The state is requiring utilities to install backup generators by 2024, but some communities might have a hard time meeting the deadline. The issue is “going to be lingering for a long time,” Reynolds said.
The city of Louisville, Colorado, installed backup generators many years ago for their pumps — one diesel, the other powered by a natural gas line. Public works director Kurt Kowar said back then the city was in a “low if nonexistent” fire risk zone, before climate change made some wildfires increasingly common and more intense. They didn’t expect a major blaze would engulf the city and take down the electrical grid, as the Marshall Fire did after it erupted on a dry and windy day in December 2021. The natural gas provider shut off fuel to avoid an explosion, and with only the diesel-powered generator bringing water into city pipes, firefighters quickly struggled with a depleted system.
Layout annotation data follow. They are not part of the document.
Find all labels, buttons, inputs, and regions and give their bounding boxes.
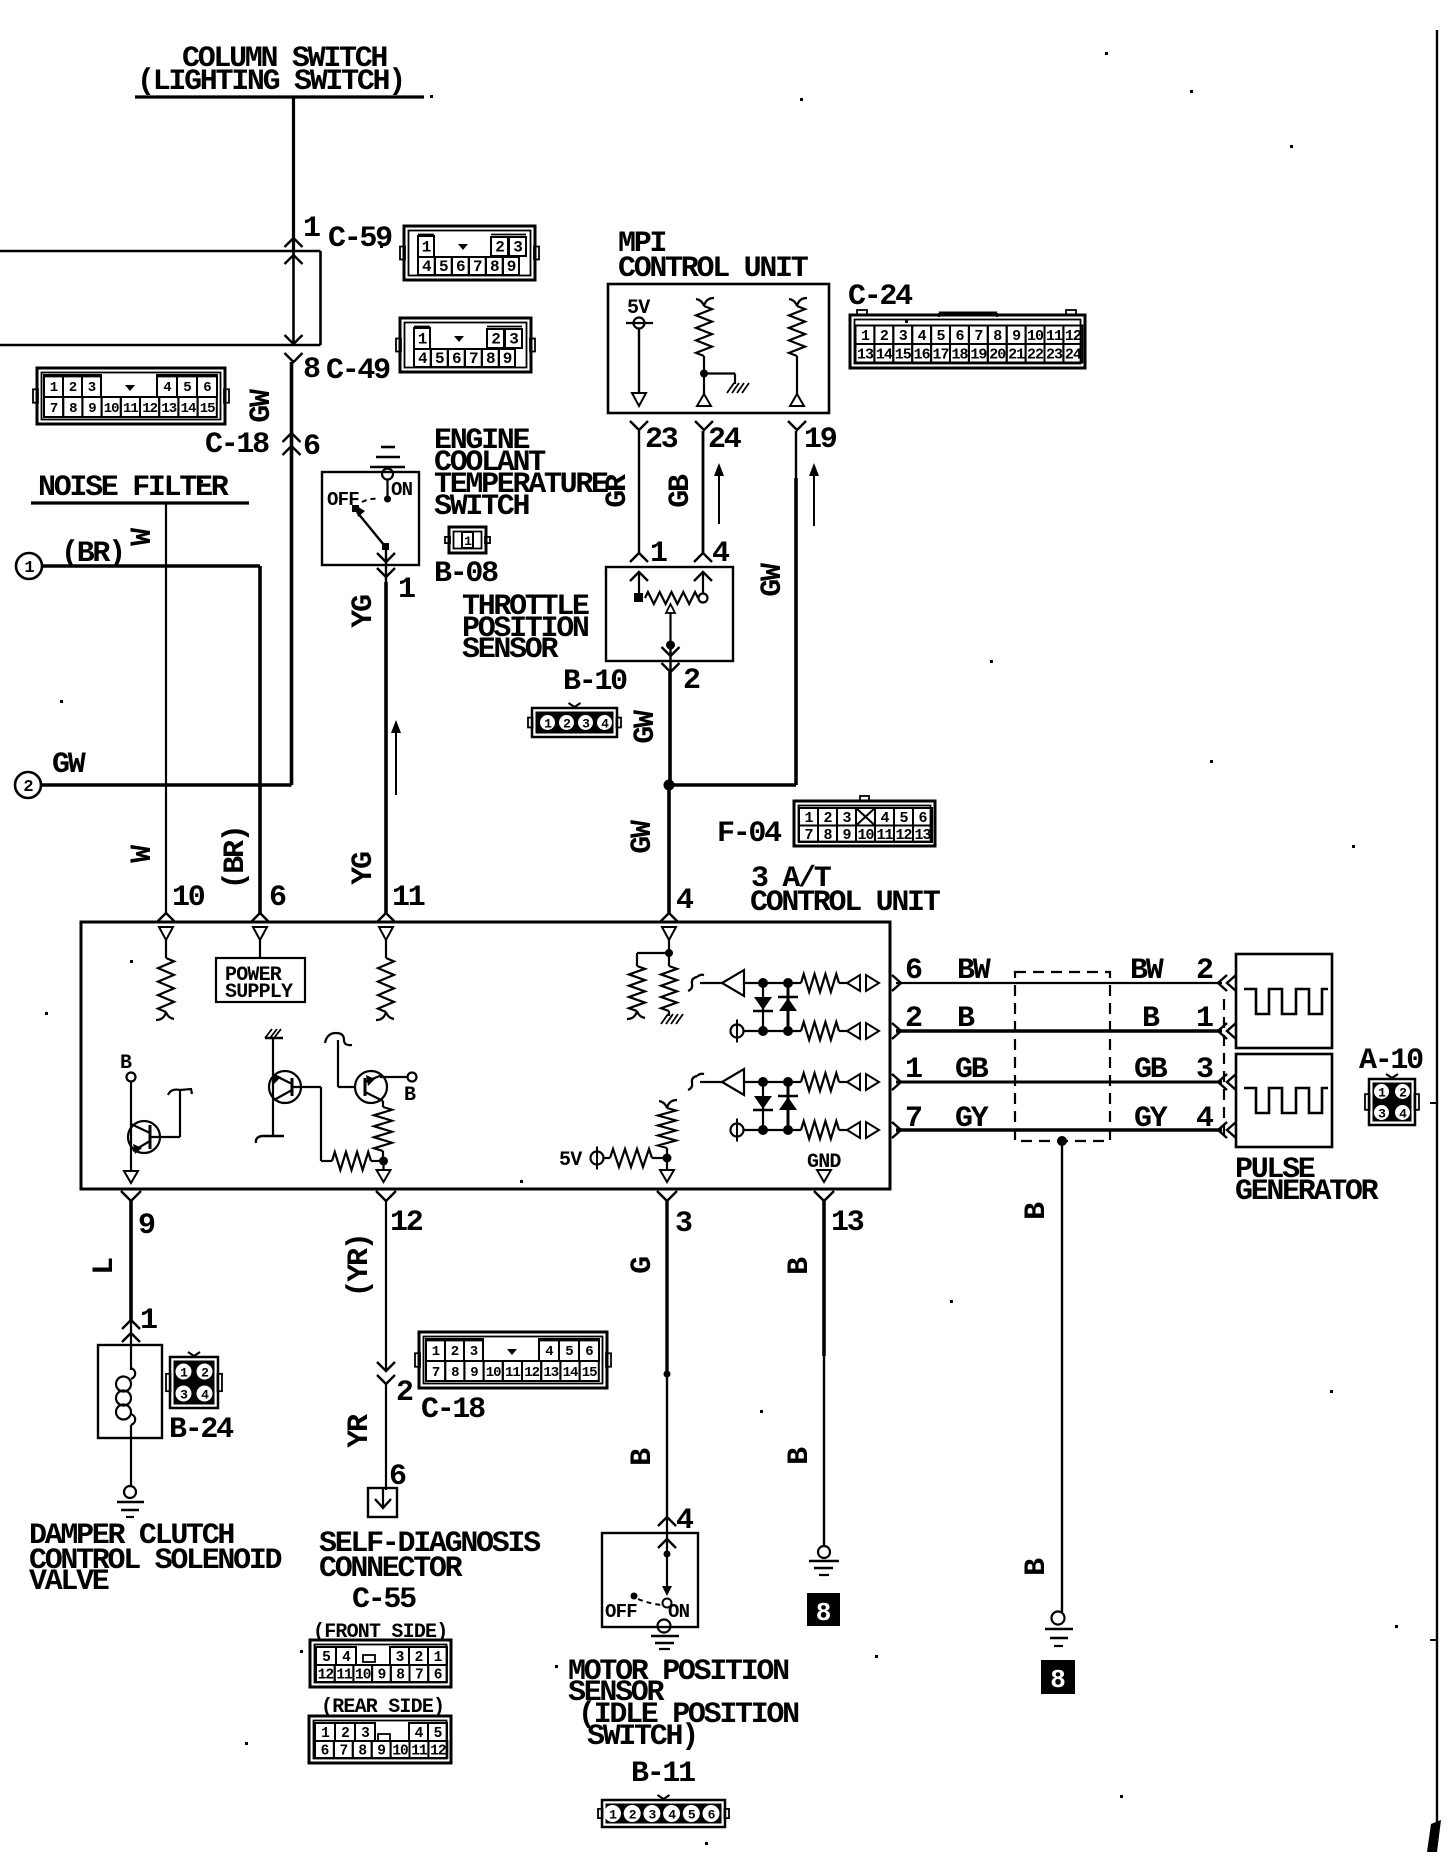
wire GW junction horizontal: [669, 783, 796, 787]
svg-text:B: B: [1020, 1202, 1054, 1220]
pin labels 23 24 19: [645, 423, 837, 457]
connector F-04 pin view: [794, 796, 935, 846]
junction dot motor sensor wire: [664, 1371, 671, 1378]
svg-text:9: 9: [842, 827, 851, 844]
ground reference 8 right: [1041, 1660, 1075, 1695]
svg-text:8: 8: [486, 350, 495, 368]
label W upper: [126, 528, 160, 546]
svg-text:1: 1: [544, 717, 552, 732]
wire from column switch down to C-59 pin 1: [292, 97, 295, 251]
svg-text:SWITCH: SWITCH: [434, 490, 529, 524]
svg-text:13: 13: [831, 1206, 864, 1240]
triangle MPI pin 24: [697, 377, 711, 406]
svg-text:10: 10: [104, 401, 119, 417]
svg-text:10: 10: [392, 1744, 408, 1760]
node B-24 label: [169, 1413, 234, 1447]
pin 2 label C-18: [396, 1376, 413, 1410]
svg-text:11: 11: [876, 827, 893, 844]
svg-text:4: 4: [601, 717, 609, 732]
svg-text:1: 1: [303, 212, 320, 246]
node C-18 label bottom: [421, 1393, 485, 1427]
svg-text:15: 15: [895, 346, 912, 363]
svg-text:3: 3: [582, 717, 590, 732]
svg-text:CONNECTOR: CONNECTOR: [319, 1552, 463, 1586]
svg-text:20: 20: [989, 346, 1006, 363]
dashed connector box: [1015, 972, 1110, 1141]
svg-text:1: 1: [432, 1344, 440, 1360]
svg-text:GW: GW: [52, 748, 86, 782]
label L: [88, 1258, 122, 1275]
svg-text:5: 5: [937, 328, 946, 345]
svg-text:(BR): (BR): [219, 827, 253, 890]
label B lower: [1020, 1558, 1054, 1576]
node C-49 label: [326, 354, 390, 388]
connector C-59 pin view: [400, 226, 539, 280]
svg-text:12: 12: [318, 1668, 334, 1684]
pin 4 label AT unit: [676, 884, 694, 918]
svg-text:C-49: C-49: [326, 354, 390, 388]
svg-text:2: 2: [495, 239, 504, 257]
wire (BR) vertical to pin 6: [258, 566, 262, 913]
node B-08 label: [434, 557, 498, 591]
node B-11 label: [631, 1757, 695, 1791]
pin 1 label: [303, 212, 320, 246]
svg-text:GW: GW: [245, 389, 279, 423]
svg-text:B-24: B-24: [169, 1413, 234, 1447]
svg-text:3: 3: [88, 380, 96, 396]
svg-text:7: 7: [50, 401, 58, 417]
wire GW TPS pin 2 down: [668, 672, 672, 785]
svg-text:5: 5: [322, 1650, 330, 1666]
pin 2 label TPS: [683, 664, 700, 698]
pin 6 label C-55: [389, 1460, 406, 1494]
svg-text:7: 7: [415, 1668, 423, 1684]
transistor Q3: [338, 1071, 387, 1103]
node C-59 label: [328, 222, 392, 256]
svg-text:B: B: [1020, 1558, 1054, 1576]
connector C-18 pin view (bottom): [415, 1332, 611, 1388]
svg-text:6: 6: [452, 350, 461, 368]
node MOTOR POSITION SENSOR label: [568, 1655, 799, 1754]
AT right pin chevrons: [892, 975, 901, 1138]
node ENGINE COOLANT TEMPERATURE SWITCH label: [434, 424, 608, 524]
svg-text:B: B: [626, 1448, 660, 1466]
svg-text:9: 9: [378, 1668, 386, 1684]
node A-10 label: [1359, 1044, 1423, 1078]
label B pin13 lower: [783, 1447, 817, 1465]
svg-text:1: 1: [434, 1650, 443, 1666]
svg-text:2: 2: [629, 1808, 637, 1823]
column switch body box: [294, 251, 321, 345]
pulse generator coil 1: [1236, 954, 1332, 1048]
wire YG down to pin 11: [384, 582, 388, 913]
wire junction to chassis in MPI: [700, 356, 749, 393]
svg-text:3: 3: [180, 1388, 188, 1403]
node MPI CONTROL UNIT label: [618, 227, 809, 286]
connector C-24 pin view: [850, 310, 1085, 368]
svg-text:1: 1: [140, 1304, 157, 1338]
resistor sense pull: [658, 1100, 677, 1158]
triangle AT pin 3: [660, 1158, 674, 1182]
triangle MPI pin 19: [790, 356, 804, 406]
svg-text:5: 5: [439, 258, 448, 276]
svg-text:7: 7: [432, 1365, 440, 1381]
label GW lower: [626, 820, 660, 854]
svg-text:8: 8: [1050, 1665, 1066, 1695]
wire GW down to AT pin 4: [667, 785, 671, 913]
svg-text:1: 1: [24, 559, 34, 578]
label B pin13 upper: [783, 1257, 817, 1275]
svg-text:4: 4: [163, 380, 171, 396]
svg-text:6: 6: [321, 1744, 329, 1760]
label GW at terminal 2: [52, 748, 86, 782]
svg-text:C-24: C-24: [848, 280, 913, 314]
svg-text:4: 4: [545, 1344, 553, 1360]
node C-18 label: [205, 428, 269, 462]
svg-text:GW: GW: [629, 710, 663, 744]
node 3 A/T CONTROL UNIT label: [750, 862, 941, 920]
svg-text:2: 2: [69, 380, 77, 396]
node DAMPER CLUTCH CONTROL SOLENOID VALVE label: [29, 1519, 282, 1599]
svg-text:6: 6: [434, 1668, 442, 1684]
terminal B Q3: [380, 1073, 417, 1108]
terminal B Q1: [120, 1052, 136, 1082]
labels OFF ON idle switch: [605, 1601, 690, 1623]
wire to power supply: [259, 940, 261, 958]
crossing marker B-24 pin 1: [122, 1320, 140, 1342]
svg-text:1: 1: [422, 239, 431, 257]
svg-text:2: 2: [683, 664, 700, 698]
connector A-10 pin view: [1365, 1074, 1419, 1125]
svg-text:2: 2: [1196, 954, 1213, 988]
svg-text:15: 15: [582, 1365, 597, 1381]
svg-text:23: 23: [645, 423, 678, 457]
svg-text:ON: ON: [391, 479, 413, 501]
label YG lower: [347, 852, 381, 885]
svg-text:5V: 5V: [559, 1149, 582, 1172]
svg-text:VALVE: VALVE: [29, 1565, 109, 1599]
wire GW horizontal to terminal 2: [42, 783, 292, 786]
label YG upper: [347, 595, 381, 628]
connector B-24 pin view: [166, 1352, 222, 1408]
connector C-55 rear side pin view: [309, 1716, 451, 1763]
node B-10 label: [563, 665, 627, 699]
svg-text:8: 8: [490, 258, 499, 276]
chassis hash Q2: [265, 1029, 283, 1038]
wire GR MPI pin 23 to TPS pin 1: [638, 431, 640, 553]
triangle Q1 out: [124, 1171, 138, 1183]
pin 6 label AT unit: [269, 881, 286, 915]
svg-text:12: 12: [524, 1365, 539, 1381]
pin 10 label: [172, 881, 205, 915]
wire to MPI pin 23 triangle: [632, 329, 646, 406]
svg-text:B: B: [404, 1084, 416, 1107]
damper clutch solenoid box B-24: [98, 1345, 162, 1438]
pin labels 1 4 TPS: [650, 537, 730, 571]
resistor MPI pull-up 2: [789, 298, 807, 356]
labels ON OFF: [327, 479, 413, 511]
svg-text:CONTROL UNIT: CONTROL UNIT: [618, 252, 809, 286]
label (BR) vertical: [219, 827, 253, 890]
idle switch wire: [662, 1519, 672, 1608]
switch dashed arc: [362, 499, 378, 502]
svg-text:11: 11: [392, 881, 425, 915]
svg-text:GW: GW: [756, 563, 790, 597]
ground symbol motor sensor: [651, 1620, 679, 1650]
svg-text:5: 5: [434, 1726, 442, 1742]
resistor MPI pull-up 1: [696, 298, 714, 356]
5V source AT: [559, 1147, 604, 1173]
svg-text:F-04: F-04: [717, 817, 782, 851]
svg-text:14: 14: [876, 346, 893, 363]
GND triangle pin 13: [807, 1151, 841, 1182]
svg-text:5: 5: [688, 1808, 696, 1823]
ground symbol right: [1045, 1612, 1073, 1647]
label GW pin 19: [756, 563, 790, 597]
svg-text:5: 5: [899, 810, 908, 827]
svg-text:4: 4: [201, 1388, 209, 1403]
svg-text:7: 7: [473, 258, 482, 276]
svg-text:1: 1: [1196, 1002, 1213, 1036]
pin 4 label motor sensor: [676, 1504, 694, 1538]
wire L pin 9 down: [129, 1201, 133, 1320]
connector B-10 pin view: [528, 703, 621, 737]
svg-text:6: 6: [918, 810, 927, 827]
engine coolant temperature switch B-08 box: [322, 472, 419, 565]
svg-text:B-11: B-11: [631, 1757, 695, 1791]
svg-text:4: 4: [422, 258, 432, 276]
svg-text:13: 13: [161, 401, 176, 417]
transistor Q1: [128, 1082, 160, 1171]
svg-text:YR: YR: [343, 1414, 377, 1448]
switch lever: [352, 505, 389, 550]
TPS terminal stubs: [639, 572, 703, 594]
svg-text:2: 2: [823, 810, 832, 827]
svg-text:8: 8: [303, 353, 320, 387]
label GW: [245, 389, 279, 423]
svg-text:4: 4: [1399, 1107, 1407, 1122]
svg-text:3: 3: [899, 328, 908, 345]
svg-text:10: 10: [172, 881, 205, 915]
wire GB MPI pin 24 to TPS pin 4: [702, 431, 705, 553]
svg-text:C-18: C-18: [421, 1393, 485, 1427]
svg-text:GENERATOR: GENERATOR: [1235, 1175, 1379, 1209]
crossing marker C-18 pin 2: [377, 1362, 395, 1384]
svg-text:2: 2: [451, 1344, 459, 1360]
svg-text:3: 3: [1196, 1053, 1213, 1087]
svg-text:(LIGHTING SWITCH): (LIGHTING SWITCH): [137, 65, 404, 99]
svg-text:2: 2: [880, 328, 889, 345]
TPS wiper to pin 2: [662, 641, 680, 673]
svg-text:C-18: C-18: [205, 428, 269, 462]
ground reference 8 left: [807, 1593, 840, 1628]
svg-text:12: 12: [895, 827, 912, 844]
TPS chevrons inside: [630, 572, 712, 581]
pin 1 label B-24: [140, 1304, 157, 1338]
svg-text:23: 23: [1046, 346, 1063, 363]
chevron above motor sensor: [658, 1517, 676, 1526]
resistor R-Q2: [332, 1152, 371, 1170]
label FRONT SIDE: [313, 1621, 447, 1644]
power supply box: [216, 958, 305, 1004]
svg-text:10: 10: [486, 1365, 501, 1381]
svg-text:10: 10: [857, 827, 874, 844]
wire B pulse generator shield to ground: [1061, 1141, 1063, 1612]
svg-text:4: 4: [415, 1726, 424, 1742]
svg-text:OFF: OFF: [605, 1601, 637, 1623]
connector B-11 pin view: [598, 1795, 729, 1827]
svg-text:2: 2: [341, 1726, 349, 1742]
connector C-55 front side pin view: [310, 1640, 451, 1687]
label 5V MPI: [627, 297, 650, 320]
svg-text:YG: YG: [347, 595, 381, 628]
connector C-18 pin view (top): [33, 368, 229, 424]
wire (BR) horizontal: [42, 564, 260, 568]
svg-text:B: B: [783, 1257, 817, 1275]
svg-text:10: 10: [1027, 328, 1044, 345]
wire B pin 13 down: [822, 1201, 826, 1546]
Q3 base hook: [325, 1033, 352, 1087]
svg-text:6: 6: [456, 258, 465, 276]
svg-text:(YR): (YR): [343, 1235, 377, 1298]
ground symbol solenoid: [117, 1486, 144, 1517]
svg-text:9: 9: [88, 401, 96, 417]
svg-text:19: 19: [804, 423, 837, 457]
connector crossing marker C-49: [285, 335, 303, 362]
self-diagnosis connector symbol: [368, 1488, 397, 1517]
svg-text:16: 16: [914, 346, 931, 363]
svg-text:11: 11: [336, 1668, 353, 1684]
svg-text:SENSOR: SENSOR: [462, 633, 559, 667]
TPS connector chevrons above: [630, 553, 712, 562]
wire out of coolant switch: [377, 550, 395, 582]
svg-text:SWITCH): SWITCH): [587, 1720, 697, 1754]
double chevrons at pulse generator: [1218, 975, 1236, 1138]
svg-text:SUPPLY: SUPPLY: [225, 981, 293, 1004]
svg-text:4: 4: [1196, 1102, 1214, 1136]
svg-text:C-59: C-59: [328, 222, 392, 256]
label W lower: [126, 845, 160, 863]
svg-text:13: 13: [914, 827, 931, 844]
svg-text:8: 8: [823, 827, 832, 844]
svg-text:1: 1: [418, 331, 427, 349]
amplifier and diode block pulse A: [688, 970, 879, 1043]
svg-text:3: 3: [842, 810, 851, 827]
svg-text:YG: YG: [347, 852, 381, 885]
wire solenoid to ground: [130, 1438, 132, 1487]
resistor Q3 emitter: [374, 1101, 392, 1161]
svg-text:7: 7: [339, 1744, 347, 1760]
wire B pin 2 to pulse generator: [896, 1002, 1222, 1036]
source symbol 5V: [626, 318, 653, 329]
svg-text:9: 9: [503, 350, 512, 368]
svg-text:3: 3: [361, 1726, 369, 1742]
svg-text:B: B: [783, 1447, 817, 1465]
MPI control unit box: [608, 284, 829, 413]
solenoid coil: [116, 1368, 135, 1438]
pin 8 label: [303, 353, 320, 387]
pin 11 label: [392, 881, 425, 915]
terminal circle coolant switch: [382, 469, 393, 480]
svg-text:9: 9: [377, 1744, 385, 1760]
svg-text:17: 17: [933, 346, 949, 363]
wire YR to self-diagnosis: [385, 1384, 387, 1490]
wire inside switch: [384, 480, 391, 503]
wire into solenoid: [130, 1320, 132, 1370]
svg-text:3: 3: [648, 1808, 656, 1823]
svg-text:24: 24: [1065, 346, 1082, 363]
junction B ground wire: [1057, 1136, 1067, 1146]
svg-text:6: 6: [585, 1344, 593, 1360]
svg-text:B-10: B-10: [563, 665, 627, 699]
svg-text:5: 5: [565, 1344, 573, 1360]
svg-text:4: 4: [676, 884, 694, 918]
svg-text:C-55: C-55: [352, 1583, 416, 1617]
svg-text:8: 8: [69, 401, 77, 417]
wire BW pin 6 to pulse generator: [896, 954, 1222, 988]
connector B-08 pin view: [445, 527, 490, 553]
svg-text:ON: ON: [668, 1601, 690, 1623]
wire GW from C-49 pin 8 down: [290, 362, 294, 785]
svg-text:21: 21: [1008, 346, 1025, 363]
svg-text:10: 10: [355, 1668, 371, 1684]
throttle position sensor box: [606, 567, 733, 661]
wire Q2 base to resistor: [292, 1087, 332, 1161]
svg-text:3: 3: [396, 1650, 404, 1666]
svg-text:L: L: [88, 1258, 122, 1275]
svg-text:1: 1: [398, 573, 415, 607]
svg-text:2: 2: [396, 1376, 413, 1410]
The water department had workers manually open valves and let untreated water from the Colorado River and Boulder Creek into pipes to restore pressure, which allowed firefighting but also meant contamination in the system. They also trucked in tanks of natural gas to power the fuel-less generator.
Today, the water department is spending about a half-million dollars to convert its natural gas generator, which powers a treatment plant and several pumps, to diesel.
A couple of months after the Marshall Fire ravaged Louisville, Winter Storm Uri hit Texas, causing rolling blackouts that affected millions. Shallow water pipes froze and burst; the problem worsened when pumps lost power and stopped moving water. Officials issued some 2,000 boil orders.
Texas lawmakers subsequently required utilities to devise plans to last a day in an emergency without losing too much water pressure. Water providers have several ways they can comply, including installing backup power or ensuring they have enough water storage to get through an emergency.
Sarah Kirkle, director of policy and legislative affairs at the Texas Water Conservation Association, which represents utilities, said cost is the biggest obstacle. In San Antonio, for example, water officials said it would cost roughly $200 million over a decade to comply with the law, with generators being the majority of the expense.
Amy Hardberger, a water expert at Texas Tech University, said installing backup power is important but it can’t come at the expense of strengthening the electric grid against major storms. Prevention is “way less expensive than putting in a generator and thinking it’s all fixed,” she said.
But disasters will happen, and experts say water providers are largely underprepared. Stufflebean said Maui’s water systems were built with the capacity to put out smaller fires, not the large wildfires that struck this summer. He also said some main lines were smaller than called for by modern engineering standards, though it wasn’t clear if that would have affected firefighting efforts if pumps had delivered water pressure.
The system is going to have to be rethought, he said.
At Ellison’s rental property in Kula, the flames were finally stopped about 10 feet from his home. But smoke and ash penetrated every surface, and Ellison, his wife and their three sons have had to live in a series of temporary homes since then.
He said he learned of the generator issue at a community meeting a couple of weeks after the fires, where Stufflebean told residents that the county was “working to get generators on all the pumps going forward.”
Ellison said he exchanged baffled looks with the people near him.
“Kinda like, ‘Little late, don’t you think?’” he said.